Pour ce premier numéro de Derrière le son, nous vous donnons rendez-vous aux studios Ferber, pour un entretien avec l'homme aux multi-casquettes Olivier Leducq, qui du haut de ses 34 ans détient déjà un joli palmarès. Du regretté Christophe à Julien Doré en passant par Big Flo & Oli, cet amoureux du son à participé à l'élaboration de nombreux albums, mais également au développement du label Cosmos Records. Installez-vous confortablement, et partons ensemble Derrière le son d'Olivier Leducq.
Salut, est-ce que tu peux te présenter rapidement ?
Salut à toutes et à tous ! Salut aux lecteurs d’Audiofanzine !
Je suis Olivier Leducq j’ai 34 ans, et je suis ingénieur du son, réalisateur, producteur. J’ai un studio à Paris dans les mythiques studios Ferber que je partage avec mon ami Charles Souchon et sa famille. Je suis lecteur d’Audiofanzine depuis très très longtemps et je suis ravi de l’invitation !
Comment es-tu arrivé dans la musique ? Quel est ton parcours ?
Je fais de la musique depuis très longtemps. Tout petit je prenais des cours de piano, de violon, j’ai fait un peu de solfège. Je n’étais pas très doué ni en solfège, ni en instrument, mais j’avais l’oreille absolue depuis mes quatre ans. Je sentais que j’étais lié à la musique.
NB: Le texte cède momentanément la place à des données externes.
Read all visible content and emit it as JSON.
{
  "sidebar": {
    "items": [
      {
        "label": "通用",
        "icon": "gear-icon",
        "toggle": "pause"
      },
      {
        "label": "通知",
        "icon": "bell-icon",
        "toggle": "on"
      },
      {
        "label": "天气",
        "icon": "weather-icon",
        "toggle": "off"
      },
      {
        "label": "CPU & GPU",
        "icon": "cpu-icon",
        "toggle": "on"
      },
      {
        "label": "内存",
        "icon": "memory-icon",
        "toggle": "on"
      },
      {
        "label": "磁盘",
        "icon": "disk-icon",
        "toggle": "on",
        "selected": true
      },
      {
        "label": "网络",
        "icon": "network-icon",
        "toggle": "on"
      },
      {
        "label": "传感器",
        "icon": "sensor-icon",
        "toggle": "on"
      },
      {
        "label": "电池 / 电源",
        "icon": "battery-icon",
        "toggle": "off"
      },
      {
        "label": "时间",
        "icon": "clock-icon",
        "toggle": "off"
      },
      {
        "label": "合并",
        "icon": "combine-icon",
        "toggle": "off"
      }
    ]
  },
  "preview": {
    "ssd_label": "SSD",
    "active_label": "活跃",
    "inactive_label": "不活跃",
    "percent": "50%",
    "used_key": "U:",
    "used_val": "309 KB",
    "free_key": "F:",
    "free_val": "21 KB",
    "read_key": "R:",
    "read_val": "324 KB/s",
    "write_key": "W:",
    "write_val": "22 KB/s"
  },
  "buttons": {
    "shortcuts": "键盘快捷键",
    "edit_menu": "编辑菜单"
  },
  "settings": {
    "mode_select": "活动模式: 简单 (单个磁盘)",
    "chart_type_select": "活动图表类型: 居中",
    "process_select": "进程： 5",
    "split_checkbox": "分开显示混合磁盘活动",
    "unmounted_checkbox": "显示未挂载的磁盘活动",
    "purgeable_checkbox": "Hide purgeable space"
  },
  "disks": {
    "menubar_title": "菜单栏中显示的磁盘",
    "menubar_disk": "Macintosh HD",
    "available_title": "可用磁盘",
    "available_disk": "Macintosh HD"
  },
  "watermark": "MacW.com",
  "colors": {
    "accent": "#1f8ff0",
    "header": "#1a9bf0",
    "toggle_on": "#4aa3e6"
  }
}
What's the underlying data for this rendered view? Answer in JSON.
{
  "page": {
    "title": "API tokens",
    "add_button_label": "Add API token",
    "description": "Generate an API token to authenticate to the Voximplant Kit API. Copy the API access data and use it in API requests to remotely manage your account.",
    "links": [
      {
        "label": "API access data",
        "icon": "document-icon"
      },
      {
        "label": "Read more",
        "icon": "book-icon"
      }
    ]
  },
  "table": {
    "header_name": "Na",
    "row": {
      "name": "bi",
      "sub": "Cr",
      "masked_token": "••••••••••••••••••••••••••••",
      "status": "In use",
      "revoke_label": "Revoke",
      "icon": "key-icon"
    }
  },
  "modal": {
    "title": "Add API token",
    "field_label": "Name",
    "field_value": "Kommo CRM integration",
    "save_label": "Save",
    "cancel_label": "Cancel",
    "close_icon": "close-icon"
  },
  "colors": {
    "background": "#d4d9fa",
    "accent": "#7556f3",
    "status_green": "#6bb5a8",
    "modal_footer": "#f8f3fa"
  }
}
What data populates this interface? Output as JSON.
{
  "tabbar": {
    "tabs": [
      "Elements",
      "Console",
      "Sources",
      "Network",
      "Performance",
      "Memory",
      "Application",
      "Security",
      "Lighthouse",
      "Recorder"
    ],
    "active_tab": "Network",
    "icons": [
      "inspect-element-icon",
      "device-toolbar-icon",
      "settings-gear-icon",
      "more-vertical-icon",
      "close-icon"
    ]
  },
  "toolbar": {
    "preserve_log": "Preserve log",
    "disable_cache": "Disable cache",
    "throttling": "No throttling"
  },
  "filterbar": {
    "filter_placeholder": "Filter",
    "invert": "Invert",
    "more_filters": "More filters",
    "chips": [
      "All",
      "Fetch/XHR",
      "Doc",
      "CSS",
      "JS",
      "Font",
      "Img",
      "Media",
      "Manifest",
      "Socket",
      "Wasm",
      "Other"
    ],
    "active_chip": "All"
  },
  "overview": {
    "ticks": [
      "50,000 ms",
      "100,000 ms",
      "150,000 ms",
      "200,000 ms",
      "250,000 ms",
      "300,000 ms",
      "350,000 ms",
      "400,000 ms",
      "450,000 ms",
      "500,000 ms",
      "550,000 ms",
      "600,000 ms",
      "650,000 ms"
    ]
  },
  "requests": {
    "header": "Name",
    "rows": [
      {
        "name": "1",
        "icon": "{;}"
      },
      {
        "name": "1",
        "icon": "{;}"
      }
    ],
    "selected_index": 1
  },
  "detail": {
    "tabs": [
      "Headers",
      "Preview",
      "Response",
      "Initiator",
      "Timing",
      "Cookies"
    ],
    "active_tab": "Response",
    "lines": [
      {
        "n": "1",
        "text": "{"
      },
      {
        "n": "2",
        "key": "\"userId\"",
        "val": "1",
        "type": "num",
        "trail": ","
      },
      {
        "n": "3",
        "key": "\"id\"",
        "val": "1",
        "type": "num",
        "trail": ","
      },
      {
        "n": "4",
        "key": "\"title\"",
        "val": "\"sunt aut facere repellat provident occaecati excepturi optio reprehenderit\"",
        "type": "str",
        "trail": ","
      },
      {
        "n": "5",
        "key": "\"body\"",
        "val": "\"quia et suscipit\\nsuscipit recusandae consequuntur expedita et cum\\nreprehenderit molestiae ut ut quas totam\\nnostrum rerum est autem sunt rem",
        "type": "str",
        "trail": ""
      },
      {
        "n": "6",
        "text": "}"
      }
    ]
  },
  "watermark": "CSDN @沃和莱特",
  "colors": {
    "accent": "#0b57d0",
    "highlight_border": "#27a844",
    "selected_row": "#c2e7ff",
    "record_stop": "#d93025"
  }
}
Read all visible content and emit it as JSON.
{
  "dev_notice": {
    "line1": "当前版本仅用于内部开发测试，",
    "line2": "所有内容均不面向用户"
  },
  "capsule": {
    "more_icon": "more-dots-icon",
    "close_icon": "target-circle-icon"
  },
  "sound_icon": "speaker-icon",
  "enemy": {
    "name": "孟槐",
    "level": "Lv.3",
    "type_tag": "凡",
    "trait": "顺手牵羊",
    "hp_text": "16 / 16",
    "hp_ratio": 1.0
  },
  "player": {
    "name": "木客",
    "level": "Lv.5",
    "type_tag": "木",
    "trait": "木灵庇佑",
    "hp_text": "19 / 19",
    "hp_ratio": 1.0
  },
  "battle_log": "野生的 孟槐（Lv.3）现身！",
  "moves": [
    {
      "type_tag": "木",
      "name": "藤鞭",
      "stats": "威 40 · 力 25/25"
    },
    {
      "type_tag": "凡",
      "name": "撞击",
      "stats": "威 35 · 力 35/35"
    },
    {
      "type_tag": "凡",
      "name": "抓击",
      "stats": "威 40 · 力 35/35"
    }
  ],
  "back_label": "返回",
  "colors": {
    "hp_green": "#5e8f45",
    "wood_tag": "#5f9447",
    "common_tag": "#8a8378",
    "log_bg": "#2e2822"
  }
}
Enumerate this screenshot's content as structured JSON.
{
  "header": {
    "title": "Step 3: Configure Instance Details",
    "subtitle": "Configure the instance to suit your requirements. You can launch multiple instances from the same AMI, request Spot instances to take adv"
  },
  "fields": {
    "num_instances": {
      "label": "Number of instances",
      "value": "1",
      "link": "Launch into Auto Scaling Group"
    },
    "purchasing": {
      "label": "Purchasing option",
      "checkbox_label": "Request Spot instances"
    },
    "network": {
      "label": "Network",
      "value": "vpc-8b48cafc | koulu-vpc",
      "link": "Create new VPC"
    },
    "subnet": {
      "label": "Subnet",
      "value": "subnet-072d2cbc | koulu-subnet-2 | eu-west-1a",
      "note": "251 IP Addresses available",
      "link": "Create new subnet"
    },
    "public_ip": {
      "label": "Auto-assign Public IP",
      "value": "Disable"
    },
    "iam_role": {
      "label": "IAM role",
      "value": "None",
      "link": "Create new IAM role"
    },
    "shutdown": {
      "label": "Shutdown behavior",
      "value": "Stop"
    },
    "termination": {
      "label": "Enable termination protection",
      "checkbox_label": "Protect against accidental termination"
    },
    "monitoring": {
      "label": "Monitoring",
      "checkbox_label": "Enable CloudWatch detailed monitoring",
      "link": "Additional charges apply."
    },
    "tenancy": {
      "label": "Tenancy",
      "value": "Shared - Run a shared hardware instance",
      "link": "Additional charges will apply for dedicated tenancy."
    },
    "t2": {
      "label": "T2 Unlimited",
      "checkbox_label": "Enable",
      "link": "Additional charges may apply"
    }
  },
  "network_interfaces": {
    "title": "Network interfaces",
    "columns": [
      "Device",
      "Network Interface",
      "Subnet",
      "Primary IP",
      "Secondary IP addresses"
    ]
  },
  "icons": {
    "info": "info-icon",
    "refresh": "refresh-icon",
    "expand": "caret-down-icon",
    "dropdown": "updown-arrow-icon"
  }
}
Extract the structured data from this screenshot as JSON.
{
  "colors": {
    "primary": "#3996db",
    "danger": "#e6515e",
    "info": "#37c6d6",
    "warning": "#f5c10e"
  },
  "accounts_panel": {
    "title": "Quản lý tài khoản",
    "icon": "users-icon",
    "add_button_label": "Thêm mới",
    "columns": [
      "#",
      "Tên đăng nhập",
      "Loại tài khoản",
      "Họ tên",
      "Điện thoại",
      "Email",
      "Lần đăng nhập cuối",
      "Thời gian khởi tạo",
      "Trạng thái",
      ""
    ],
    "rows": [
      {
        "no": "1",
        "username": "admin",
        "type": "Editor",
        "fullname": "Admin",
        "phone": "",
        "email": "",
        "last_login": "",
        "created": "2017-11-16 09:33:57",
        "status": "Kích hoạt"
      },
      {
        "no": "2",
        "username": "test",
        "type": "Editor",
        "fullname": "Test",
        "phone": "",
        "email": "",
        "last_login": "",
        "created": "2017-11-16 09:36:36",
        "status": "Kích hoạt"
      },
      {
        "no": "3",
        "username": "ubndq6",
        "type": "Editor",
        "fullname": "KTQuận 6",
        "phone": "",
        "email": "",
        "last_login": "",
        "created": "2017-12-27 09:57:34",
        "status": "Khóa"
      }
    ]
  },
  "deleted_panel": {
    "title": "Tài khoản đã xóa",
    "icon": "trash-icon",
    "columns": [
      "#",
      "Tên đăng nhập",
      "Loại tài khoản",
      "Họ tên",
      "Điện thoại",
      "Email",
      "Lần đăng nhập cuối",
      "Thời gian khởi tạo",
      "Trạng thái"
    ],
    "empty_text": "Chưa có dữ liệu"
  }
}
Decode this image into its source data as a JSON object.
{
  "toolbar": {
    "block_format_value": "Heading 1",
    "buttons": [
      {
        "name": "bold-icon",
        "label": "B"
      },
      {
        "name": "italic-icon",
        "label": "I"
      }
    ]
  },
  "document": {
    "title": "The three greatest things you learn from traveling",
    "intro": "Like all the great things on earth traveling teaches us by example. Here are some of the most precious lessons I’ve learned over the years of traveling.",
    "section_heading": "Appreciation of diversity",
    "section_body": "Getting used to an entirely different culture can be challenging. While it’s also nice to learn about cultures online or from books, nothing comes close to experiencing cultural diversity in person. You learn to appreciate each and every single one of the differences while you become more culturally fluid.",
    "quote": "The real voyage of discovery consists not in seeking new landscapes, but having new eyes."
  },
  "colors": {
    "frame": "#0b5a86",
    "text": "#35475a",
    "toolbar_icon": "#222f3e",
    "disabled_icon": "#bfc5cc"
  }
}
J’ai fait beaucoup de choses avant de me lancer dans une carrière d’ingénieur du son. J’ai étudié la philosophie, j’ai fait un peu de musicologie et j’ai fini par faire la SAE. J’ai eu la chance de faire un stage chez Antoine Gaillet qui a réellement changé ma vie, car j’ai pu voir un des meilleurs travailler, y croiser de super artistes et me faire plein de copains. J’ai été son assistant pendant quelques années. C’était une expérience incroyable. J’ai vraiment eu de la chance, car Antoine était quelqu’un de très ouvert, très drôle, incroyablement travailleur et déterminé. Je pense qu’on avait une relation maitre-élève et j’ai quasiment tout appris de lui. Je n’ai pas appris de techniques particulières, mais j’ai appris à voir ce qui est important, à avoir une rigueur implacable, à être capable d’être cool et de plaisanter, mais en même temps avoir une mentalité de sportif de haut niveau. On a arrêté de travailler ensemble, car on était tous les deux au bout d’un cycle: lui pensait à orienter différemment sa vie dans la musique et moi je bouillonnais d’émancipation.
Qu’est ce qu’il s’est passé après que vos chemins se sont séparés ?
J’ai donc monté ma société, essayé d’acheter des machines, de m’équiper comme je pouvais et surtout gardé un contact avec les gens qui comptaient pour moi. C’était vertigineux de me dire que j’étais libre, dans la nature, et de devoir foncer. C’est un vertige auquel les écoles ne te préparent pas vraiment et c’est assez regrettable. Je devais gagner ma vie, mais je ne savais même pas combien demander pour un mix ! J’y suis arrivé petit à petit, en aidant mes amis à faire du son, en mixant pour des potes – qui sont des super artistes.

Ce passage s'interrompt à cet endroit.